2014年06月06日 | 身の回りのもの

曇、29度、86%

 冬になると厚手のコートやジャケットにブローチを着けるのが好きです。随分以前に、このブログでマルニの初期の頃の素人っぽいブローチを紹介しました。マルニが服を作りはじめた頃のブローチは留め具の付け方もそれはひどいものでしたが、雰囲気があって、随分買い集めました。ここ3年ほど、どうも私の感覚ではありません。しばらくブローチを買うのは鳴りを潜めていました。

 マルニのブローチの前に集めていたのが、プラダのブローチです。布地にスワロフスキーのビーズがあしらわれたものはとても軽く、セーターに付けることも出来ます。 左下のブローチはラフィアで編まれた夏の帽子です。マルニのブローチに比べるとカジュアルすぎないので、ちょっとしたお集まりの時のスーツによく使います。左上の真っ黒のブローチもビーズが施されています。電灯の光の下では、とてもきれいに映えてくれるブローチです。もちろん、このラフィアで編まれたブローチは軽いので夏のスーツの襟元に納まります。
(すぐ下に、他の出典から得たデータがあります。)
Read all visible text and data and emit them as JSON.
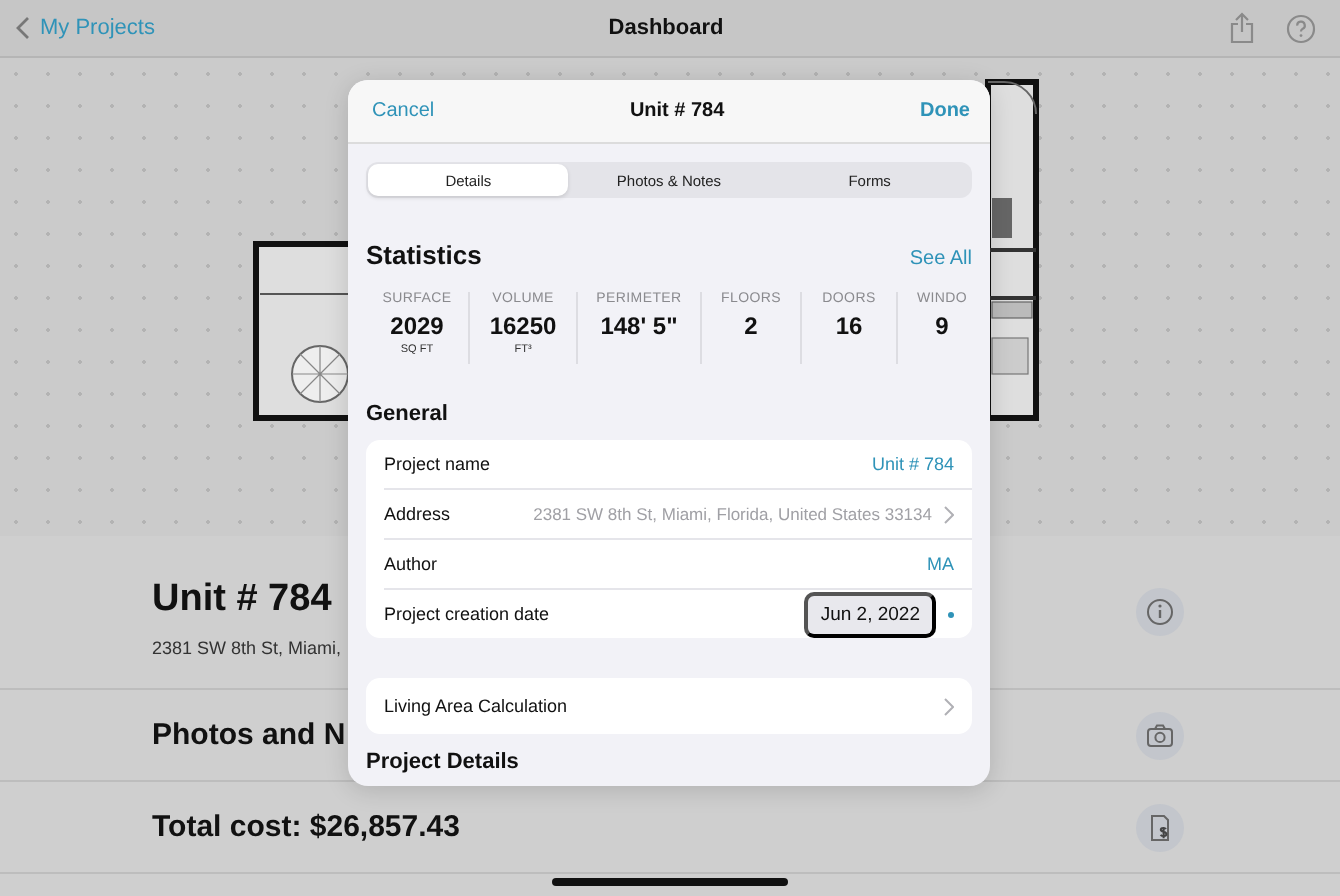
{
  "nav": {
    "back_label": "My Projects",
    "title": "Dashboard"
  },
  "summary": [
    {
      "kind": "title",
      "text": "Unit # 784",
      "subtitle": "2381 SW 8th St, Miami,"
    },
    {
      "kind": "section",
      "text": "Photos and N"
    },
    {
      "kind": "section",
      "text": "Total cost: $26,857.43"
    }
  ],
  "sheet": {
    "cancel": "Cancel",
    "title": "Unit # 784",
    "done": "Done",
    "tabs": [
      {
        "label": "Details",
        "selected": true
      },
      {
        "label": "Photos & Notes",
        "selected": false
      },
      {
        "label": "Forms",
        "selected": false
      }
    ],
    "statistics": {
      "title": "Statistics",
      "see_all": "See All",
      "items": [
        {
          "label": "SURFACE",
          "value": "2029",
          "unit": "SQ FT"
        },
        {
          "label": "VOLUME",
          "value": "16250",
          "unit": "FT³"
        },
        {
          "label": "PERIMETER",
          "value": "148' 5\""
        },
        {
          "label": "FLOORS",
          "value": "2"
        },
        {
          "label": "DOORS",
          "value": "16"
        },
        {
          "label": "WINDO",
          "value": "9"
        }
      ]
    },
    "general": {
      "title": "General",
      "rows": [
        {
          "kind": "link",
          "label": "Project name",
          "value": "Unit # 784"
        },
        {
          "kind": "disclosure",
          "label": "Address",
          "value": "2381 SW 8th St, Miami, Florida, United States 33134"
        },
        {
          "kind": "link",
          "label": "Author",
          "value": "MA"
        },
        {
          "kind": "date",
          "label": "Project creation date",
          "value": "Jun 2, 2022"
        }
      ]
    },
    "living_area": {
      "label": "Living Area Calculation"
    },
    "next_section": "Project Details"
  }
}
 これだけブローチを持っていますから、もう必要がないようですが、根っからのブローチ好きなのか目がいくのはブローチばかりです。昨年から気になっていたブローチがひとつ、気になるとお店に通い詰めます。仕事を辞めてしまいましたから、無駄遣いは禁物と言い聞かせながらも、とうどう手に入れてしまいました。見出し写真の赤ずきんちゃんとおばあさんがオオカミのお腹に入っているブローチです。フランスから入って来たものだそうです。この赤ずきんちゃんとおばあさんはぶら下がっていますので、ゆらゆら揺れてくれます。軽いのですが6センチほどもあり大きめ。昨冬はダウンばかり着ていたので、あまり出番がありませんでした。

 昨日、紹介した母のブローチのように永い時代を超すようなブローチはひとつも持ちません。私が母のブローチが似合わない理由が少しはお分かりいただけたかもしれません。マルニのブローチは、私のフォトチャンネル「身につけるものたち」の中に入っています。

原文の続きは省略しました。